Build a Rocket Boy’s awaited debut, MindsEye has sputtered out the gate to sit comfortably among the most egregious commercial and critical disasters of 2025. But the story behind this collapse is more than a failure in the game of sports, it’s a textbook case in gross failures of leadership. This account is based on deep reporting and analysis of public statements and industry reports, as well as the direct testimony of those involved. We’ve invested a lot of time at our publication into the corporate side of the video game industry; the person writing this has spent over a decade doing post-mortems of studio and project management.

Long before MindsEye was even ready to hit store shelves, the warning signs for Build a Rocket Boy were clear to see. Early previews were bad, the launch trailer was underwhelming, and there’s no way of saying this nicely: an area-high unconvincing silence filled the gap between reveal and release, which was odd given the pedigree of founder and former Grand Theft Auto producer Leslie Benzies. A month before its release, it got even worse, with two chief executives leaving the company just two weeks before the game launch, and physical copies leaking early, which showed a game filled with game-breaking bugs and no gameplay.
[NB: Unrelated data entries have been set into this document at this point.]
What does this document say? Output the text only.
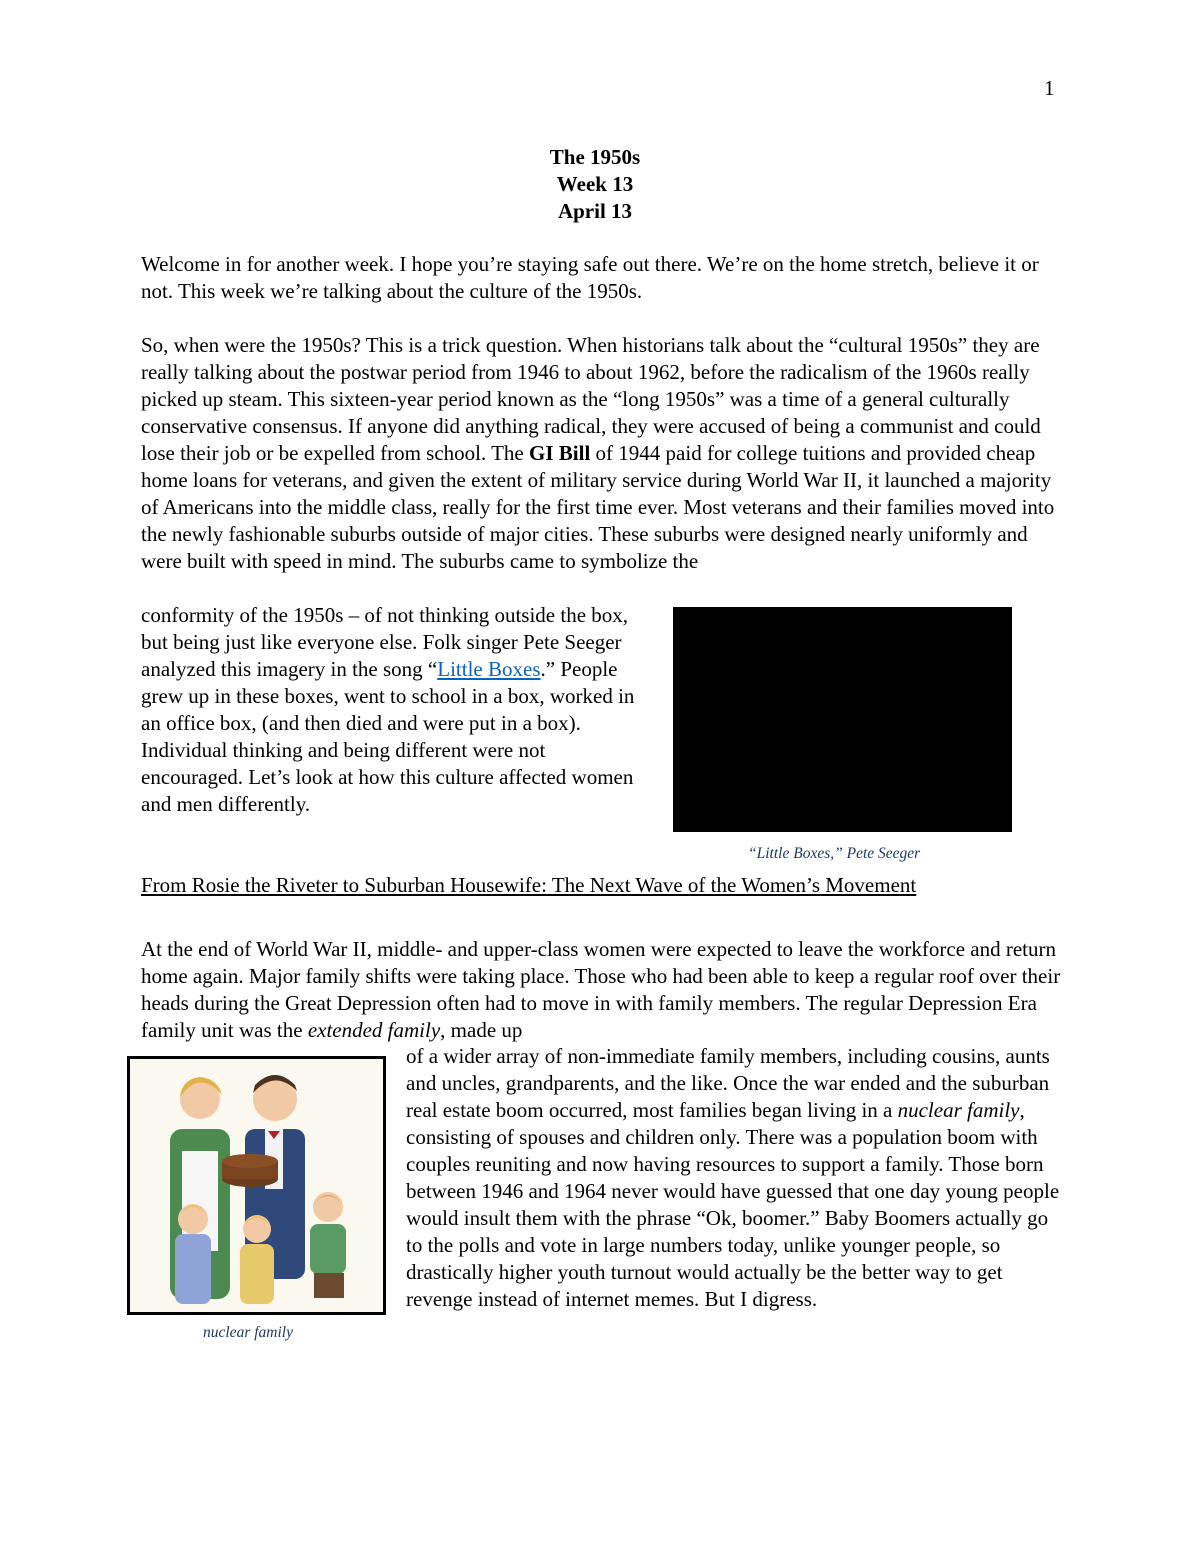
1
The 1950s
Week 13
April 13

Welcome in for another week. I hope you’re staying safe out there. We’re on the home stretch, believe it or not. This week we’re talking about the culture of the 1950s.

So, when were the 1950s? This is a trick question. When historians talk about the “cultural 1950s” they are really talking about the postwar period from 1946 to about 1962, before the radicalism of the 1960s really picked up steam. This sixteen-year period known as the “long 1950s” was a time of a general culturally conservative consensus. If anyone did anything radical, they were accused of being a communist and could lose their job or be expelled from school. The GI Bill of 1944 paid for college tuitions and provided cheap home loans for veterans, and given the extent of military service during World War II, it launched a majority of Americans into the middle class, really for the first time ever. Most veterans and their families moved into the newly fashionable suburbs outside of major cities. These suburbs were designed nearly uniformly and were built with speed in mind. The suburbs came to symbolize the

conformity of the 1950s – of not thinking outside the box, but being just like everyone else. Folk singer Pete Seeger analyzed this imagery in the song “Little Boxes.” People grew up in these boxes, went to school in a box, worked in an office box, (and then died and were put in a box). Individual thinking and being different were not encouraged. Let’s look at how this culture affected women and men differently.
“Little Boxes,” Pete Seeger
From Rosie the Riveter to Suburban Housewife: The Next Wave of the Women’s Movement

At the end of World War II, middle- and upper-class women were expected to leave the workforce and return home again. Major family shifts were taking place. Those who had been able to keep a regular roof over their heads during the Great Depression often had to move in with family members. The regular Depression Era family unit was the extended family, made up

nuclear family
of a wider array of non-immediate family members, including cousins, aunts and uncles, grandparents, and the like. Once the war ended and the suburban real estate boom occurred, most families began living in a nuclear family, consisting of spouses and children only. There was a population boom with couples reuniting and now having resources to support a family. Those born between 1946 and 1964 never would have guessed that one day young people would insult them with the phrase “Ok, boomer.” Baby Boomers actually go to the polls and vote in large numbers today, unlike younger people, so drastically higher youth turnout would actually be the better way to get revenge instead of internet memes. But I digress.
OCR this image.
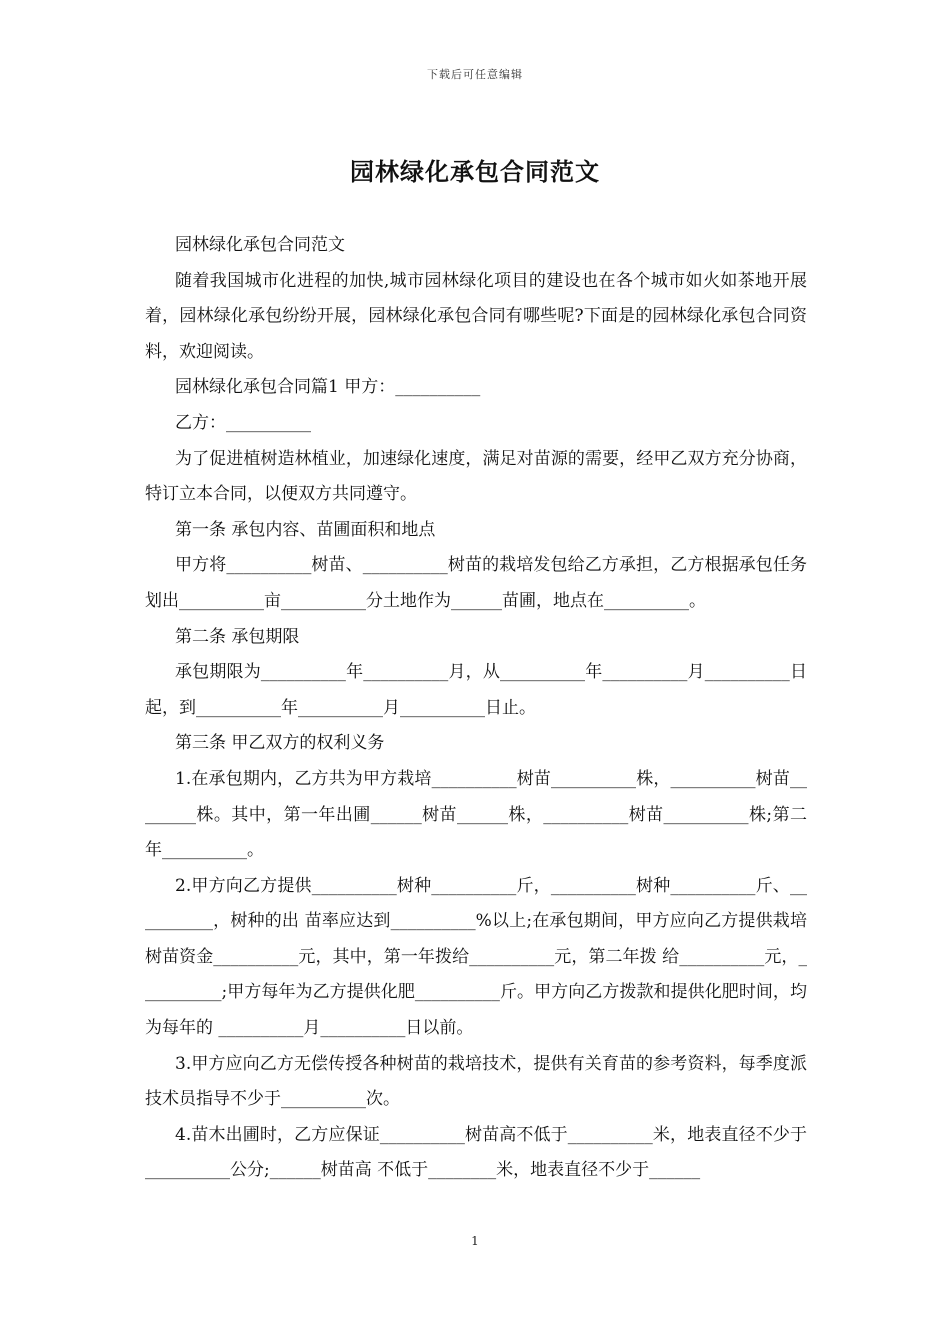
下载后可任意编辑
园林绿化承包合同范文

园林绿化承包合同范文

随着我国城市化进程的加快,城市园林绿化项目的建设也在各个城市如火如茶地开展着，园林绿化承包纷纷开展，园林绿化承包合同有哪些呢?下面是的园林绿化承包合同资料，欢迎阅读。

园林绿化承包合同篇1 甲方：__________

乙方：__________

为了促进植树造林植业，加速绿化速度，满足对苗源的需要，经甲乙双方充分协商，特订立本合同，以便双方共同遵守。

第一条 承包内容、苗圃面积和地点

甲方将__________树苗、__________树苗的栽培发包给乙方承担，乙方根据承包任务划出__________亩__________分土地作为______苗圃，地点在__________。

第二条 承包期限

承包期限为__________年__________月，从__________年__________月__________日起，到__________年__________月__________日止。

第三条 甲乙双方的权利义务

1.在承包期内，乙方共为甲方栽培__________树苗__________株，__________树苗________株。其中，第一年出圃______树苗______株，__________树苗__________株;第二年__________。

2.甲方向乙方提供__________树种__________斤，__________树种__________斤、__________，树种的出 苗率应达到__________%以上;在承包期间，甲方应向乙方提供栽培树苗资金__________元，其中，第一年拨给__________元，第二年拨 给__________元，__________;甲方每年为乙方提供化肥__________斤。甲方向乙方拨款和提供化肥时间，均为每年的 __________月__________日以前。

3.甲方应向乙方无偿传授各种树苗的栽培技术，提供有关育苗的参考资料，每季度派技术员指导不少于__________次。

4.苗木出圃时，乙方应保证__________树苗高不低于__________米，地表直径不少于__________公分;______树苗高 不低于________米，地表直径不少于______

1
The issues were so severe that despite a promised day-one patch, the studio issued a public apology and PlayStation offered refunds.
Despite Leslie Benzies pointing to “internal and external saboteurs,” the actual source of the issue — described in a scathing open letter — lies firmly at the feet of leadership. The open letter, which was signed by 93 current and former developers at Build a Rocket Boy (and supported by the Game Workers Branch of the IWGB union), placed the responsibility for these problems solely on the studio’s executives. It references a culture that ignored seasoned personnel resulting in disastrous leadership failures in vision and project management.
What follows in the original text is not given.